Aubryn Agrees Not to Use Whiskey Name on Water


Aubryn International Inc. agreed Thursday not to use the name "Jack Daniels" for its planned bottled water venture or in any other capacity.

The Upland company's announcement came after a federal judge this week issued a temporary restraining order barring Aubryn and its partner Gorman Properties, whose chief executive is named Jack E. Daniels, from using the name. "Jack Daniels" is a registered trademark of San Rafael, Calif.-based Jack Daniels Properties Inc., a subsidiary of Brown-Forman Corp.

Louisville, Ky.-based Brown-Forman sued Aubryn for trademark infringement, arguing that some investors bought Aubryn stock in over-the-counter trading because they thought the company was affiliated with the famous whiskey maker. Brown-Forman spokesman Phil Lynch called Aubryn's decision, which averted a court hearing next week, "a good first step."

"It's possible that, when we can sit down with all sides, we can hammer out an agreement to end the lawsuit," Lynch said. "But so far, that has not occurred."

Aubryn Chief Executive R. Bruce Harris denied his company infringed Brown-Forman's trademark.

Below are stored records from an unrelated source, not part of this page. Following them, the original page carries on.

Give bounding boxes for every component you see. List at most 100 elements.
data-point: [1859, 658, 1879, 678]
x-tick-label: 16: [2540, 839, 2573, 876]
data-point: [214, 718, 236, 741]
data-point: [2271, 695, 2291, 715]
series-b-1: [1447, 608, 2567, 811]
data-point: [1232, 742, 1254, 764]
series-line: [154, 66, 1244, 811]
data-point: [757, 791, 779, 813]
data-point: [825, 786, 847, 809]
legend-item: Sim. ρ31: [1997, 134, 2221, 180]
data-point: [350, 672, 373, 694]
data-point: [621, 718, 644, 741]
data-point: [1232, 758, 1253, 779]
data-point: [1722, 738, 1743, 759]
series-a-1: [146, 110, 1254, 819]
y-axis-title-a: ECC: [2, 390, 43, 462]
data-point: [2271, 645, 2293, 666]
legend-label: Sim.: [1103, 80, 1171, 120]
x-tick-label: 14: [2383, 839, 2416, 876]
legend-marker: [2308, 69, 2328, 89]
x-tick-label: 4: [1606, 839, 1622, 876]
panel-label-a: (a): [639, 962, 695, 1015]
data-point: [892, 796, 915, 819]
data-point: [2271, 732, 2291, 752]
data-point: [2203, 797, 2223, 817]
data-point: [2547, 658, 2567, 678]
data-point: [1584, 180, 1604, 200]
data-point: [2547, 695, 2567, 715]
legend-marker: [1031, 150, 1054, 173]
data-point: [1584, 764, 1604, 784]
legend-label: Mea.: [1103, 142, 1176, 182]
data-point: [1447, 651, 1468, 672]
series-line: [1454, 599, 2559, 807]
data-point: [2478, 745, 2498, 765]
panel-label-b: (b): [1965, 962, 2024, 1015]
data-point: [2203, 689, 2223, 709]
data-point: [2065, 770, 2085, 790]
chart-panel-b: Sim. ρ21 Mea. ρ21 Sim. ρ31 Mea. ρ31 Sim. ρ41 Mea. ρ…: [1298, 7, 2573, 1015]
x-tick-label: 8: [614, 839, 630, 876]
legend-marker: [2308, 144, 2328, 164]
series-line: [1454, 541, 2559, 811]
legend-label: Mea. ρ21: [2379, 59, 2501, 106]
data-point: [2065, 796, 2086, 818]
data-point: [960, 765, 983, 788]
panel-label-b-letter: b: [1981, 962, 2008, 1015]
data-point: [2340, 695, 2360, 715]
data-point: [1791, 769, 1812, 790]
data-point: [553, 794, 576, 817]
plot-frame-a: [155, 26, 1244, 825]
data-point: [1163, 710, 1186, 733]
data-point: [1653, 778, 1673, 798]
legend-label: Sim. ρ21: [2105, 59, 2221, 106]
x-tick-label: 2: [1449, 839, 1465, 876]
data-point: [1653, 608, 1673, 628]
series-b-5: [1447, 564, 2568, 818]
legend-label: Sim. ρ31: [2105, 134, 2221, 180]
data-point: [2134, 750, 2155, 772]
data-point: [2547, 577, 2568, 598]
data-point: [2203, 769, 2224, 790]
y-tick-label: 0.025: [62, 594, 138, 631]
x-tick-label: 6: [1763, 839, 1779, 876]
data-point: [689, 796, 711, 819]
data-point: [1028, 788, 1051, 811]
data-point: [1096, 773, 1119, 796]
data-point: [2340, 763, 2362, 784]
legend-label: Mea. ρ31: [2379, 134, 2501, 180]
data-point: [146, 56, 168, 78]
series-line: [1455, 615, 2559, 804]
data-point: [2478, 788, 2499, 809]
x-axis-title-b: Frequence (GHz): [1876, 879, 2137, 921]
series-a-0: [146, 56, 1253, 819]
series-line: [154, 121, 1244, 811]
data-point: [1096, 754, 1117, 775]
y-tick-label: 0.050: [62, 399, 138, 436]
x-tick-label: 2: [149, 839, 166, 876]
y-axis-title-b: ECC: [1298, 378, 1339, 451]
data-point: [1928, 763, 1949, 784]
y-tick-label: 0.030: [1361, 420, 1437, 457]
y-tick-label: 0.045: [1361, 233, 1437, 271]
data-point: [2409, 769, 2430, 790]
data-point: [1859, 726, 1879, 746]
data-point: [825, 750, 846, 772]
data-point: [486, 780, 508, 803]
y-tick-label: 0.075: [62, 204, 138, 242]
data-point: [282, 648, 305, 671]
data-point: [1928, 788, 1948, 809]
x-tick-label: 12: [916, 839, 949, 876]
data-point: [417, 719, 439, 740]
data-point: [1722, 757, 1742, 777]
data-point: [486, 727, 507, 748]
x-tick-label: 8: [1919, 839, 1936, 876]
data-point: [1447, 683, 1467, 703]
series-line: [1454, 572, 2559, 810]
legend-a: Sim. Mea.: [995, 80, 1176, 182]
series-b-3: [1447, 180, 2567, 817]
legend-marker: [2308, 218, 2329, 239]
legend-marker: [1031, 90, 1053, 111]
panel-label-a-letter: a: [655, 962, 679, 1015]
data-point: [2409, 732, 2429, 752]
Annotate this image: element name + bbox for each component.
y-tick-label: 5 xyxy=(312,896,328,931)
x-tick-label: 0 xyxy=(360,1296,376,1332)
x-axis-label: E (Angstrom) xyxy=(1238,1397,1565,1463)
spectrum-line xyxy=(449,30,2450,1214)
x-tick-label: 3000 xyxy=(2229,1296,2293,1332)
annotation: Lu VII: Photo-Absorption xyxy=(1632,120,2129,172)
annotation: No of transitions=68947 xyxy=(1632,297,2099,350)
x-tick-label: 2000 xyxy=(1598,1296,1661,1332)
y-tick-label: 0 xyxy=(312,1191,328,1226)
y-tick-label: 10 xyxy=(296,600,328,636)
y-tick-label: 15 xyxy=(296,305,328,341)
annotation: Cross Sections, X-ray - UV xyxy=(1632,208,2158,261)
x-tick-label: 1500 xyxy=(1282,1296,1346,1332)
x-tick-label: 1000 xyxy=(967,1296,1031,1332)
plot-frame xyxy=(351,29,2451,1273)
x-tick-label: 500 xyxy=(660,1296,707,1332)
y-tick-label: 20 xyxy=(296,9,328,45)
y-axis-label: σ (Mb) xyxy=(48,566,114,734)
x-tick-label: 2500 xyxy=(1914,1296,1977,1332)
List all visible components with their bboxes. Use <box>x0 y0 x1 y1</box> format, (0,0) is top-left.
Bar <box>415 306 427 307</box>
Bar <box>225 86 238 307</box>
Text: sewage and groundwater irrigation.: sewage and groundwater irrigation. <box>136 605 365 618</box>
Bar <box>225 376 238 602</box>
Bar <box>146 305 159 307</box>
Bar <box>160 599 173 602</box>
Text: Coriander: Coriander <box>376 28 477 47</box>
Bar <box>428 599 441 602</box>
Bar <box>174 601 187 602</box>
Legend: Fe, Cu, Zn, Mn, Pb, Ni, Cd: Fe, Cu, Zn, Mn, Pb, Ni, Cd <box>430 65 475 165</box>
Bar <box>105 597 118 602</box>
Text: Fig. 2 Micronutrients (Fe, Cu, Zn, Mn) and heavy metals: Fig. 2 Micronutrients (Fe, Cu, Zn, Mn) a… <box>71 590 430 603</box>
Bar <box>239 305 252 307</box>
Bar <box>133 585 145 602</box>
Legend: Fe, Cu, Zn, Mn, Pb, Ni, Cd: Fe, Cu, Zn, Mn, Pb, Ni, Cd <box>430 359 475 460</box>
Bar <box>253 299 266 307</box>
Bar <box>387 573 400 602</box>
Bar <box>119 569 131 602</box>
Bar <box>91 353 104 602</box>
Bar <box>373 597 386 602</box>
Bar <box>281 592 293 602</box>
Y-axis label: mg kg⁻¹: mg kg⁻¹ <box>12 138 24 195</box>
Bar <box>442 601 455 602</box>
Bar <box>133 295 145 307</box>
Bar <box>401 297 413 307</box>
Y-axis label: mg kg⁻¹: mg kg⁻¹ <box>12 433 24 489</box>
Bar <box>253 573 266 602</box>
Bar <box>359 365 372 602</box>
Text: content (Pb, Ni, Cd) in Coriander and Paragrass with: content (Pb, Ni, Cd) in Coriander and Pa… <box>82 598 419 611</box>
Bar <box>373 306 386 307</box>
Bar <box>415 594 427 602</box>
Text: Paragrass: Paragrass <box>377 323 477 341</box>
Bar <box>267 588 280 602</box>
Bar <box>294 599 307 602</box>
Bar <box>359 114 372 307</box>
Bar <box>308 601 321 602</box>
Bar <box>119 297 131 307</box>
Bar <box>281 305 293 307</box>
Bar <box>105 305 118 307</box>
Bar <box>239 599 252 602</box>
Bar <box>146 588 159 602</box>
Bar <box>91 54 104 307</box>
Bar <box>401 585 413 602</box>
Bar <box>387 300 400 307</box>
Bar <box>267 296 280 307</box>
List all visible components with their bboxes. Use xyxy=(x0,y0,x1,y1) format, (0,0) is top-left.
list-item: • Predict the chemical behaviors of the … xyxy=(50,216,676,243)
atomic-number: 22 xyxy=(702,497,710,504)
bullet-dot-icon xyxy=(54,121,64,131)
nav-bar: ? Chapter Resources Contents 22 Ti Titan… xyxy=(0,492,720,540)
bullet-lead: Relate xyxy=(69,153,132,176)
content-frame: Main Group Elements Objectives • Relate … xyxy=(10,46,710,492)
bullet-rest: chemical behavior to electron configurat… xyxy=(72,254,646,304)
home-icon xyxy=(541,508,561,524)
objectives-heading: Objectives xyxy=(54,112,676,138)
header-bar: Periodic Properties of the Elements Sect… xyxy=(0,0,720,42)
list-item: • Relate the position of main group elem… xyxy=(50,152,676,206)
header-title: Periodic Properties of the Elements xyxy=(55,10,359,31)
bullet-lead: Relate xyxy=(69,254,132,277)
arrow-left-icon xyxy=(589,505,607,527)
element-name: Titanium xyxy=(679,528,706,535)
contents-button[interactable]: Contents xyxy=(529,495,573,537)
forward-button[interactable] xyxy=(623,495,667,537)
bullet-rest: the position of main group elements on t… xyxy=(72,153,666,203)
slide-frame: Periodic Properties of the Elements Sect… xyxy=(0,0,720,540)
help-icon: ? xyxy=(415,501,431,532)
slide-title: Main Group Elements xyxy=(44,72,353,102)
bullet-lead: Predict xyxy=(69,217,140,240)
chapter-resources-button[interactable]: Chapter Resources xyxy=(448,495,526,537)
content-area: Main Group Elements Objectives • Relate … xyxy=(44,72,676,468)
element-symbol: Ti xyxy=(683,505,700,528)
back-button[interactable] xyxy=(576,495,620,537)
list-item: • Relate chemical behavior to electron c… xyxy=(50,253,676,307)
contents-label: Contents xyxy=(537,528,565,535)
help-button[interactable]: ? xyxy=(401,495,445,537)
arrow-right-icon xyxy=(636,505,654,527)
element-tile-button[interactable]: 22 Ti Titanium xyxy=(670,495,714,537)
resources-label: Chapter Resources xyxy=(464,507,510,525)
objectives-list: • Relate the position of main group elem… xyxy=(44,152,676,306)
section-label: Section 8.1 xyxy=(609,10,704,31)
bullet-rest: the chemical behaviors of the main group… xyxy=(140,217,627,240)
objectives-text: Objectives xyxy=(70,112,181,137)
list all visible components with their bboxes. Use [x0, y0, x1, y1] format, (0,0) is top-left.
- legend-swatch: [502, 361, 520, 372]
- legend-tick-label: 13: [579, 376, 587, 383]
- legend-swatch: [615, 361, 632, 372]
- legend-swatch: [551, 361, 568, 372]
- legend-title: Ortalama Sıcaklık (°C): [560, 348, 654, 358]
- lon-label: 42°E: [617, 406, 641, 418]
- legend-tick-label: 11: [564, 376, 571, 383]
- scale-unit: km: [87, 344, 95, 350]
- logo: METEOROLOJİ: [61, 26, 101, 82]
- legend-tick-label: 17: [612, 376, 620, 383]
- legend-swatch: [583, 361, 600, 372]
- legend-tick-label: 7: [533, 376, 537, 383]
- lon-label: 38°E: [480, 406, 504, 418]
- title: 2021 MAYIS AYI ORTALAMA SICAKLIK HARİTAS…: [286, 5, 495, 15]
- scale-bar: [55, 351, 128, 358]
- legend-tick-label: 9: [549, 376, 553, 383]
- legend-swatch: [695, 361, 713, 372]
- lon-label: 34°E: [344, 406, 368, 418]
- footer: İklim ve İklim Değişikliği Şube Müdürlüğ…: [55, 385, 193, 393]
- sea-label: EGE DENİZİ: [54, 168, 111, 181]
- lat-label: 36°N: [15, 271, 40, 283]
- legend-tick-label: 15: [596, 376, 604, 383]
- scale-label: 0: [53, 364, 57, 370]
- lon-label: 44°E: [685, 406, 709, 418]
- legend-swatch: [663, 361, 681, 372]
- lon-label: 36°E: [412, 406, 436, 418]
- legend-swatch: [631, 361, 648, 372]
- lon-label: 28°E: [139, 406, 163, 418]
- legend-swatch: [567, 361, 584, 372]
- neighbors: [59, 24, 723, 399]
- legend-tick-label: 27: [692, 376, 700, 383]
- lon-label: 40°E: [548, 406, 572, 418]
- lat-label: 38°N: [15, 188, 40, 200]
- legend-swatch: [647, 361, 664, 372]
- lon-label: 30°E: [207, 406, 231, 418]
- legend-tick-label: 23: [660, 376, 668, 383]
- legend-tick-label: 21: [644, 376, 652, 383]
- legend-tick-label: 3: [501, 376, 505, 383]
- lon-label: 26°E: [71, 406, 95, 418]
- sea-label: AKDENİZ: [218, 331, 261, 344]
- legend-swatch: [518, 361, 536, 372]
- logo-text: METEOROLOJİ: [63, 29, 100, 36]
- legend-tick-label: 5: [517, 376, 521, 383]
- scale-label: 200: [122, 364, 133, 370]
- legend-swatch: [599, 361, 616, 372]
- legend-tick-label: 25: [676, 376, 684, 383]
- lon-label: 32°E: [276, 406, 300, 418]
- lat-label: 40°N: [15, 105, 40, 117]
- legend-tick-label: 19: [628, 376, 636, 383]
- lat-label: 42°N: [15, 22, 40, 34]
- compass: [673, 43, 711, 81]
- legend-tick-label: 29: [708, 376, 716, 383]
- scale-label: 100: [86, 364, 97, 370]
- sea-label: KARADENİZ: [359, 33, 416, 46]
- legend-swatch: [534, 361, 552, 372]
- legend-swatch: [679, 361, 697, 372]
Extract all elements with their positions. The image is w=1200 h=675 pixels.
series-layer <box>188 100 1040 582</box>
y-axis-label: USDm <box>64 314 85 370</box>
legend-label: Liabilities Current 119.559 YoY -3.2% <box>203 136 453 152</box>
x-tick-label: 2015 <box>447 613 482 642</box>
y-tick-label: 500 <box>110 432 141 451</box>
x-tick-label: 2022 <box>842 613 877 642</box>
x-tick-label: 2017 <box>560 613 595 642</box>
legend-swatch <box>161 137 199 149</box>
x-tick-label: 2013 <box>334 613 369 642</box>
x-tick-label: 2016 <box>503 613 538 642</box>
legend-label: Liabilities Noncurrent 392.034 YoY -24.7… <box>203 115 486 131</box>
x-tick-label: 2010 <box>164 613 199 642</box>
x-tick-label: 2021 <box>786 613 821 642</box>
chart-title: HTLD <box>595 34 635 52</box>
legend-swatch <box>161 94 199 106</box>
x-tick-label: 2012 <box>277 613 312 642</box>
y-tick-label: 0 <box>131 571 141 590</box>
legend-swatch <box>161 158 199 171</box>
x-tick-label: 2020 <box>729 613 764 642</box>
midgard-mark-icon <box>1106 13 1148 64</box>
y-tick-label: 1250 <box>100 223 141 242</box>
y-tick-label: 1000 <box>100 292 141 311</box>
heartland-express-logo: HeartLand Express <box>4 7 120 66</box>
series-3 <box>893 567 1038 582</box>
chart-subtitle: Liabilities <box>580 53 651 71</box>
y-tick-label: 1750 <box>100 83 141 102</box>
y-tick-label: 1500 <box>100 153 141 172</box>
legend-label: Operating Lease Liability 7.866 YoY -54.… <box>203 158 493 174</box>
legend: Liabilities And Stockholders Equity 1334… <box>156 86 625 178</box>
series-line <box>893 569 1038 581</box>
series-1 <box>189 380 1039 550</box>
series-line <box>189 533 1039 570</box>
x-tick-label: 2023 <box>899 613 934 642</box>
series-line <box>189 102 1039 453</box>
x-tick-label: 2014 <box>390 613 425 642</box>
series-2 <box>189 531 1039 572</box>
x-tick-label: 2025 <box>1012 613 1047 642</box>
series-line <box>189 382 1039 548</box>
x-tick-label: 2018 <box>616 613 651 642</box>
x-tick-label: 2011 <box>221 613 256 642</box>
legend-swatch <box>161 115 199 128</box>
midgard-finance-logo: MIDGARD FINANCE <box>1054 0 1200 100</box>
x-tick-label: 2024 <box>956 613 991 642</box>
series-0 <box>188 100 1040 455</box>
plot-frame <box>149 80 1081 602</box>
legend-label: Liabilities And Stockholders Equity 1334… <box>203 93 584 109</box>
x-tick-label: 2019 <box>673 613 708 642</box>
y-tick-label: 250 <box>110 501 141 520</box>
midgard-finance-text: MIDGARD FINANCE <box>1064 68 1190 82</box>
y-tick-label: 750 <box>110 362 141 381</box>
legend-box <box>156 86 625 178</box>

"Every time an investor contacted us [about the name], we said . . . that we weren't involved with the liquor company," he said.

Calling the situation "a big misunderstanding," Harris said Aubryn never had any intention of marketing its bottled water under the Jack Daniels name.

But on May 16, Aubryn issued a news release describing an agreement with Gorman "to obtain the usage rights of the name 'Jack Daniels' for products and development." The announcement spurred exuberant praise for "Jack Daniels bottled water" on Internet message boards for Aubryn stock.

From that point, Aubryn's thinly traded stock steadily increased, tripling in value until it peaked on June 13 when it closed at $1.08. It has since lost 42%, closing Thursday at 62 cents.

On Thursday, Aubryn said that to avoid any confusion in future news releases it has agreed to refer to Gorman's CEO as J.E. Daniels.

Aubryn's proposed water-bottling venture marked a drastic departure from the strategy the company outlined in a January news release. Aubryn said then it planned to move into telecommunications.